経営メモ「『AKB48』はプラットフォーム?3つの成功の鍵」(Vol.43)


今回は、〝プラットフォーム”戦略を考えます。

プラットフォーム戦略は、楽天市場のようなイーコマースにおいて実現しやすいと考えがちですが、リアルなビジネスで実現している例として「AKB48」があります。

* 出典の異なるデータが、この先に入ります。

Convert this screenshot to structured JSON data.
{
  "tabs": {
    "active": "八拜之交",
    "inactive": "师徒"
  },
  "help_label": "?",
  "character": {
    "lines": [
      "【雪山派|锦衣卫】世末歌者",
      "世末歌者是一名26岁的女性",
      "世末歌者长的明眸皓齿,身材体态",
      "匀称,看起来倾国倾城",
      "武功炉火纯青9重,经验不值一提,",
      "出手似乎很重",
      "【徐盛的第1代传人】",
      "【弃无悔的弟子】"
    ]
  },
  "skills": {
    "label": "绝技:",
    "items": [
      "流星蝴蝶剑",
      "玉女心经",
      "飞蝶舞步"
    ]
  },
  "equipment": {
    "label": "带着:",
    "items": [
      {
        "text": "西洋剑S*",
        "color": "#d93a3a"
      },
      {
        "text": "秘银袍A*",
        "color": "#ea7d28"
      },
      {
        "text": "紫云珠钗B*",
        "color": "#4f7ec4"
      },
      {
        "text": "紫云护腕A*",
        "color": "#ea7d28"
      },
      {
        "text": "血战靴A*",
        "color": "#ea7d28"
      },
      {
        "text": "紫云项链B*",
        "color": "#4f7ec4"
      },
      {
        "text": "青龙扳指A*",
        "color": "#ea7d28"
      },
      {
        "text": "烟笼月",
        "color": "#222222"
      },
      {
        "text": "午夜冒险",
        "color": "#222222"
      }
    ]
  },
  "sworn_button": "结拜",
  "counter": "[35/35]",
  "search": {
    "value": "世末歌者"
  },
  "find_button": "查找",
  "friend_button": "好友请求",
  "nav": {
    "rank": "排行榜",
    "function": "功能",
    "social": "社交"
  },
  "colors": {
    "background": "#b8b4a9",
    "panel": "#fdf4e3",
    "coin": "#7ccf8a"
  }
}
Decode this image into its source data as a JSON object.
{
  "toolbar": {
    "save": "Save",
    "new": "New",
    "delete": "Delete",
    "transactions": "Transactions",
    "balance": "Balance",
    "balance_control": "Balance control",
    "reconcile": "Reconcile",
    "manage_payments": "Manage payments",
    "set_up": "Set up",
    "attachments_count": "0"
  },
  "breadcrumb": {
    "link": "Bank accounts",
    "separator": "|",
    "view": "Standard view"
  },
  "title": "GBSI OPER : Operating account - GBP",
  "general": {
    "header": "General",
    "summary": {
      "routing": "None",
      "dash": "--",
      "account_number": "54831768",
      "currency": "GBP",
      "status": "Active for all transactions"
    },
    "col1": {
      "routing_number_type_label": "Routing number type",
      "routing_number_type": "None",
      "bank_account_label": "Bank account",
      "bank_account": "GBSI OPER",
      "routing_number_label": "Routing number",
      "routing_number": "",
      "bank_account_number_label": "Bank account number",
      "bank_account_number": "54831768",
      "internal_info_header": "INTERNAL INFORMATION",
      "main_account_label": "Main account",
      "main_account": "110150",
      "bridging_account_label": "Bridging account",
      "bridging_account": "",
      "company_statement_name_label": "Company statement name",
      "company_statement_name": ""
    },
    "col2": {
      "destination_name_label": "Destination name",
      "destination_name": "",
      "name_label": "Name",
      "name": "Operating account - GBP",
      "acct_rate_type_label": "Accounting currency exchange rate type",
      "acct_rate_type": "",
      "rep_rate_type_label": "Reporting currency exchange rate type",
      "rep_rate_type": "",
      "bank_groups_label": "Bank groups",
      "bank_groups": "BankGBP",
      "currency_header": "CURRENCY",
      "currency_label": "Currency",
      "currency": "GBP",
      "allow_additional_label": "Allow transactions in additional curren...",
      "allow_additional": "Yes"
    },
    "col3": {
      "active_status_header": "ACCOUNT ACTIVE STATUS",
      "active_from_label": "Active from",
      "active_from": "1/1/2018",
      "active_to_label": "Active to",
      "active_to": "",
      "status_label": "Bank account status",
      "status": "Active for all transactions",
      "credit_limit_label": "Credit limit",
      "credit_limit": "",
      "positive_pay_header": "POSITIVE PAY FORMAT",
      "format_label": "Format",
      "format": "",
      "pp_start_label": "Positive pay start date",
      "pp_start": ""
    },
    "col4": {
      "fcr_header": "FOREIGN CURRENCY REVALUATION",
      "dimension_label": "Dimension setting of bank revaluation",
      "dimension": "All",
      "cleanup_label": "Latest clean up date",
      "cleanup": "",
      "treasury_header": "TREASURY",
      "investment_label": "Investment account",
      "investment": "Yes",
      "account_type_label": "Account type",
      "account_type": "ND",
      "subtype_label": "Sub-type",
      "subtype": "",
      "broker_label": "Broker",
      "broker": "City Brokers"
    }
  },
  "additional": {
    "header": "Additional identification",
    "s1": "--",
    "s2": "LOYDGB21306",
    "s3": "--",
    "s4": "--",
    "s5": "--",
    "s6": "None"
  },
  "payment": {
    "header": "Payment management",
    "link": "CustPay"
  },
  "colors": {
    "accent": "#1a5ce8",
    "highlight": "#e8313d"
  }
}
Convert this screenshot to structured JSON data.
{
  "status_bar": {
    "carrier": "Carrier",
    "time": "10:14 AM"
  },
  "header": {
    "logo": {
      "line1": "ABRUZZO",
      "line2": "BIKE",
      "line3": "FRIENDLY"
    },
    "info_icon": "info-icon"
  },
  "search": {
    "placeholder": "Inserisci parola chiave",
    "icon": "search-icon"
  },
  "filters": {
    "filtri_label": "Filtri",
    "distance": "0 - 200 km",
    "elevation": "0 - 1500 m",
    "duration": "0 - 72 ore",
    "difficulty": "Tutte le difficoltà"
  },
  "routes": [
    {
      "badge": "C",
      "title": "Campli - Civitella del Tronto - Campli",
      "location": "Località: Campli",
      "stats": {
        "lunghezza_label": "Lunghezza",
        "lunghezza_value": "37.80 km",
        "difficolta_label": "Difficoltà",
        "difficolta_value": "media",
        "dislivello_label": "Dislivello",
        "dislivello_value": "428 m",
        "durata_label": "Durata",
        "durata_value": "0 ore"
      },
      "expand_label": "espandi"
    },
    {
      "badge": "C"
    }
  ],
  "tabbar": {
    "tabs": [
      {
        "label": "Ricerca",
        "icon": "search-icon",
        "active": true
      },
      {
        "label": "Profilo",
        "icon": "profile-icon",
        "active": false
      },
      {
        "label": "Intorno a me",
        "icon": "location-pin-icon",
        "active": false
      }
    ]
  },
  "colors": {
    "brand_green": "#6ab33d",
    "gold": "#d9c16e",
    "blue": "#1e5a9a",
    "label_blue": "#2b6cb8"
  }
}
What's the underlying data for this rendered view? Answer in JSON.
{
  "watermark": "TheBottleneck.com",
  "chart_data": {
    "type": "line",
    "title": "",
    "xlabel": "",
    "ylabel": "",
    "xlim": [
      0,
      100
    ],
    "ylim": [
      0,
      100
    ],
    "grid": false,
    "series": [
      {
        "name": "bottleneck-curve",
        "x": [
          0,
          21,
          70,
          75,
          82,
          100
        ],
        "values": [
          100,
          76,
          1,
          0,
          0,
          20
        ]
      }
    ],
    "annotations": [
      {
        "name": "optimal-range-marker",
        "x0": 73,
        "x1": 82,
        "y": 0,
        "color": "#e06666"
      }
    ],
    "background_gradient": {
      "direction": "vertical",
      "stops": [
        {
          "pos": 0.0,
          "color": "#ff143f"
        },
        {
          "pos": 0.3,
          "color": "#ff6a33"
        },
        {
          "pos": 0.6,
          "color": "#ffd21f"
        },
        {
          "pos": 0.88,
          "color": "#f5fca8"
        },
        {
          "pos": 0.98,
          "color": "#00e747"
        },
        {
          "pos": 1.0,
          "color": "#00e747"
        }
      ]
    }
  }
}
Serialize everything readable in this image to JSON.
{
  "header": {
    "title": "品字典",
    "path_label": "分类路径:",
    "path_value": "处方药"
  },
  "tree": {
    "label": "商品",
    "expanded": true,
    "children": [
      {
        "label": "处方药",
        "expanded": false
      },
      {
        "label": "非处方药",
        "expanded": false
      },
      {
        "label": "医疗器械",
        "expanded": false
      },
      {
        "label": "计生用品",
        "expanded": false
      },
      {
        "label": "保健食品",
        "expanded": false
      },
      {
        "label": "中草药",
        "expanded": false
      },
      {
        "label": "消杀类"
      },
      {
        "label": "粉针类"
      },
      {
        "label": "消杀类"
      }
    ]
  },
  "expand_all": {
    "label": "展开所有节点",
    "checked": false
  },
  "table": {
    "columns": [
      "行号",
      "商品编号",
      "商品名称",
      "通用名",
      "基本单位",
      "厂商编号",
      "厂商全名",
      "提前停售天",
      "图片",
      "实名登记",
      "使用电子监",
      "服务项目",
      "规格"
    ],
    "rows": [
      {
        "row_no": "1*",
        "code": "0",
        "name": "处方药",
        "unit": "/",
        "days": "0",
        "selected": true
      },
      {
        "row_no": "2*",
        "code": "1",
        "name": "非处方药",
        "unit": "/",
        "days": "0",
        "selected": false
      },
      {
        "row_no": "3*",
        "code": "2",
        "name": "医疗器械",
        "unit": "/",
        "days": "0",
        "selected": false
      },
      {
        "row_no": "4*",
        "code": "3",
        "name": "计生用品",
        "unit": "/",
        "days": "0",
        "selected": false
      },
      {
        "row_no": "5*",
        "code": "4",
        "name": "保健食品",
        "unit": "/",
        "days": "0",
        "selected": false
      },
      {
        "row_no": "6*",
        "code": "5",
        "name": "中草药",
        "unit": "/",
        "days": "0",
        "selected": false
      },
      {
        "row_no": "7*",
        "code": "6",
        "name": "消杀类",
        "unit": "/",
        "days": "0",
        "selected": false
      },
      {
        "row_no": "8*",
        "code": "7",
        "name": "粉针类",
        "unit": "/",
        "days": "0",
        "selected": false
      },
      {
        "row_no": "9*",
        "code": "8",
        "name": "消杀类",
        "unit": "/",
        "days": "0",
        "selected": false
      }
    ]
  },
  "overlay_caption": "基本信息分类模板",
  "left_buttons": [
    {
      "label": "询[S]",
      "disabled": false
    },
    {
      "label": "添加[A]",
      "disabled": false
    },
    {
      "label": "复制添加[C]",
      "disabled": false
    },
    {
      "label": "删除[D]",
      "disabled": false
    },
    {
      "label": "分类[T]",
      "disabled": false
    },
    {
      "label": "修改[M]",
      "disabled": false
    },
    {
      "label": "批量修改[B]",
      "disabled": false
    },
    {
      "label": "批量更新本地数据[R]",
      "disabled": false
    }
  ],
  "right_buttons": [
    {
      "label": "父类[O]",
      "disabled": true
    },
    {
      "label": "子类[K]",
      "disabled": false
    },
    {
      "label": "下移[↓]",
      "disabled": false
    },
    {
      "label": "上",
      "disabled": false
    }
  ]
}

「人」を売るタレントビジネスは、一般には難しいビジネスの領域だと言われます。その理由は

  • どの人材が売れるかわからない
    (金と時間をかけて売り出しても当たるかどうかわからない)
  • 稼働率に限界がある
    (仮に映画やCDが大ヒットしたとしても、タレントの活動時間には限りがある)
  • 売れれば売れるほど契約の主導権がタレントに移る
    (高額のギャラを用意する必要がある)

 

プラットフォーム戦略とは、「プラットフォーム全体」を売ること

こうしたタレントビジネスの難しさを一挙に解決し、プラットフォーム戦略によって成功しているのが「AKB48」です。つまり、プラットフォーム戦略とは、複数のタレントを抱える「プラットフォーム」全体を売るものになります。

AKB48は、①の欠点を大人数のユニットで克服しています。

清純派が好き、苦労人タイプが好きなど、ファンの好みは多種多様です。そこで、個性の異なる人材を大人数投入することで解決しています。(たくさん投入すればある程度こけるが、ある程度売れる)

また②の欠点も、個々のタレントではなくAKB全体で売ることで克服しています。

番組などの仕事のオファーは、個人ではなくAKB48のメンバーであれば良い、という形で引き受けるため、エースとセカンドクラスをミックスすることで稼働率を上げることに成功しています。

さらに「総選挙」制度で入れ替え制をある程度システム化し、③の欠点も克服しています。

良く知られているように、AKB48は個々のタレントはAKB48に属しておらずそれぞれ別の大手芸能事務所に属しています。AKB48として活動する時だけ「派遣」されてくる仕組です。そのためAKB48はリスクやコストを全て負担する必要がありません。

成功のカギは、集客・ビジネスモデルの提供・プラットフォームの管理

プラットフォームは、顧客・運営者・参加者で成り立っています。(AKB48の事例だと、顧客=ファン、運営者=秋元康氏、参加者=タレント、と考えることができます)こう考えると、国家も会社も一種のプラットフォームであると考えることができますね。

成功のカギは、集客・ビジネスモデルの提供・プラットフォームの管理。この3つのようですね。